Customers trust consistency more than they trust brilliance. I expected pushback on the reports being “machine-generated”. The opposite happened. The fact that the same check produces the same structured assessment every time, that two environments can be compared on the same scale, that last quarter’s report and this quarter’s are directly comparable — that is what built confidence. A slightly less eloquent report that is rigorously consistent beats a beautifully written one-off that nobody can reproduce.
The AI is a writer, not an auditor, and the moment I forgot that I got burned. An early version let the model reason a little more freely about the data, and it produced lovely prose containing a finding that was simply not true — it had pattern-matched a plausible-sounding problem. Nobody shipped it, but it was the wake-up call that hardened the grounding. The model’s freedom ends at how to phrase what the rules already decided.
Where this goes next
The obvious next step is making the checks continuous rather than episodic. The whole pipeline is already re-runnable, so scheduling it is mostly plumbing — the same n8n orchestration spine that runs my other automations can trigger a check on a cadence, store the result, and alert when a score drops or a new critical finding appears. A health check that runs itself every night and only speaks up when something changes is a different and better product than a document.
After that, benchmarking. Once you have run the same check across many environments, you can tell a customer not just “your Secure Score is 62” but “that sits in the bottom quartile for organisations your size”. Anonymised, aggregated, careful with the data — but genuinely useful context that no single review can offer.

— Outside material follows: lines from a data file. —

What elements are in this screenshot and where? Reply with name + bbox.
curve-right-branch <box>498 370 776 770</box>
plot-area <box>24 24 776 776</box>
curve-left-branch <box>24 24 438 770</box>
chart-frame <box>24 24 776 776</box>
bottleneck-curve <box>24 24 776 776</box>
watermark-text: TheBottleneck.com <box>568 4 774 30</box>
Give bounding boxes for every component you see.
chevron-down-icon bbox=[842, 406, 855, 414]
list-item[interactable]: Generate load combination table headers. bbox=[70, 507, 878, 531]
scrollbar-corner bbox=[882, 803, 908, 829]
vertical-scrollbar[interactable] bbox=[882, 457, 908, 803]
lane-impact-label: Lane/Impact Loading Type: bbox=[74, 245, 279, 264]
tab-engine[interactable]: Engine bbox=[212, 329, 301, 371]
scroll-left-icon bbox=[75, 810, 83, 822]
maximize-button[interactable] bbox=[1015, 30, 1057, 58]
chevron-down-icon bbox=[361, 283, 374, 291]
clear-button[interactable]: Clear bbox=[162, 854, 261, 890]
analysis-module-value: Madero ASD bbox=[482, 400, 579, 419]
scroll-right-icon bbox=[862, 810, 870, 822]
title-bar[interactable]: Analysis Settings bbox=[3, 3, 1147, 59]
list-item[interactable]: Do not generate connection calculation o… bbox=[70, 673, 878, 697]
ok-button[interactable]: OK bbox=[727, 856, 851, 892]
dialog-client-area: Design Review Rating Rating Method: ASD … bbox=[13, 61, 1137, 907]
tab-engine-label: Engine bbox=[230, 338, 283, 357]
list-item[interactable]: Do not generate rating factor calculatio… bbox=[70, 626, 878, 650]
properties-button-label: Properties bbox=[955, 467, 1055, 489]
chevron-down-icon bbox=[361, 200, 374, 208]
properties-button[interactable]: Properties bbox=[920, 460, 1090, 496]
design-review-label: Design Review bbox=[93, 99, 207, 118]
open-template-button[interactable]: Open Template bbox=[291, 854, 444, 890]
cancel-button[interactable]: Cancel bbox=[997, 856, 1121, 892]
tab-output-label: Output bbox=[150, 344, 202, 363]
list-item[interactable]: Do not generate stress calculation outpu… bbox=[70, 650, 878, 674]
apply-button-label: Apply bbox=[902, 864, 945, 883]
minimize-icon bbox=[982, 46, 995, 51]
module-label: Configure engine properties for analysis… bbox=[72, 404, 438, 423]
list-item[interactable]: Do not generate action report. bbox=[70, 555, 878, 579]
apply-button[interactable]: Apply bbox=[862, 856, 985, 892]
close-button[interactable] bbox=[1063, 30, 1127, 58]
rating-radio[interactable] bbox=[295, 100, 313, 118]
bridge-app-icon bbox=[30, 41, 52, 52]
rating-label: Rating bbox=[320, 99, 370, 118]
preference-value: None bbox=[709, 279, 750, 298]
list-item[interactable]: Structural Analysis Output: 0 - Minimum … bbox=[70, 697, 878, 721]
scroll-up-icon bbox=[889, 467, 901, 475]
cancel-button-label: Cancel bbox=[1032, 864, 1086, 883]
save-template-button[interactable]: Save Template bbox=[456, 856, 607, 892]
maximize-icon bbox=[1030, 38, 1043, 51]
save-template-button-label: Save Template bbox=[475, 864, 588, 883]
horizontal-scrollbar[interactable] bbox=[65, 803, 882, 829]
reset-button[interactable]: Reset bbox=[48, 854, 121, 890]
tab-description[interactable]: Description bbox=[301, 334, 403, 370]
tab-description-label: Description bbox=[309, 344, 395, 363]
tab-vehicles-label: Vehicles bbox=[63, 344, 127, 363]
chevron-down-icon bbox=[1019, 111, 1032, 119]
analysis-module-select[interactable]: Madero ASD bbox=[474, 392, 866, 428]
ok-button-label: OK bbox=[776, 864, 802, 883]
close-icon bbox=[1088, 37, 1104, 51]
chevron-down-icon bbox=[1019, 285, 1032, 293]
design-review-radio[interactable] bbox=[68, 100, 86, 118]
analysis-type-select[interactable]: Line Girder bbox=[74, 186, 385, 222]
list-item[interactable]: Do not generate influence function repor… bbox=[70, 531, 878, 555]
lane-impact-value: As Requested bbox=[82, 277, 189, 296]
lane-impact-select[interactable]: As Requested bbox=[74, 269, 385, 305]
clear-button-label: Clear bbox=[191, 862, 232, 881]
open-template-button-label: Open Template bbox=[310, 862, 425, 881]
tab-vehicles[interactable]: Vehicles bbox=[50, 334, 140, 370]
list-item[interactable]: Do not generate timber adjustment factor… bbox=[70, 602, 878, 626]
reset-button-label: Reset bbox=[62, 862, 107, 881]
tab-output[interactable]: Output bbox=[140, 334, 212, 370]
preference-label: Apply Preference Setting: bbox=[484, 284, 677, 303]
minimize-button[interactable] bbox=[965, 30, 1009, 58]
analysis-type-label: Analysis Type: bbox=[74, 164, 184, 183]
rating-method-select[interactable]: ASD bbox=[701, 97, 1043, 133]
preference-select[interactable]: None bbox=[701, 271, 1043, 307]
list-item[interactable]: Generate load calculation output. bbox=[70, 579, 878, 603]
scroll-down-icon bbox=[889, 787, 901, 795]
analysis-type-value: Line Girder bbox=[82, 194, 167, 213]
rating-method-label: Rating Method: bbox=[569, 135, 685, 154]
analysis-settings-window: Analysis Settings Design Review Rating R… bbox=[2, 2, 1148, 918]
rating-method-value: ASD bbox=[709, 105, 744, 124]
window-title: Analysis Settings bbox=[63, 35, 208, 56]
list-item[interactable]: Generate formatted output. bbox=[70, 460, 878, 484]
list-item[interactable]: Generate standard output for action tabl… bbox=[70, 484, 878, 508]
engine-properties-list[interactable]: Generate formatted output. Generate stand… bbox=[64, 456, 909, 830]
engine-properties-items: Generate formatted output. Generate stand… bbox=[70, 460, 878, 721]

And eventually, self-service. A portal where a customer connects their own tenant under a read-only consent and runs the check themselves, gets the report, and watches their posture over time. The engineer steps in for the conversation, not the click-through. That is the end state I am building towards: the tool handles the facts and the writing, and the human is reserved entirely for judgement.
A closing thought
The thing I keep coming back to is that the health check was never really a document. The document was just the artefact we produced because producing it by hand was all we knew how to do. What the customer actually wants is a trustworthy, current, comparable opinion about whether their environment is in good shape — and the manual process was a slow, expensive, inconsistent way of approximating that.
Once you collect the facts by machine, decide the findings by rule, and use the model only to make it readable, the document stops being the work. It becomes a side effect. And the engineer who used to spend three days producing it gets to spend those three days being the thing a machine cannot be: someone with an opinion worth paying for.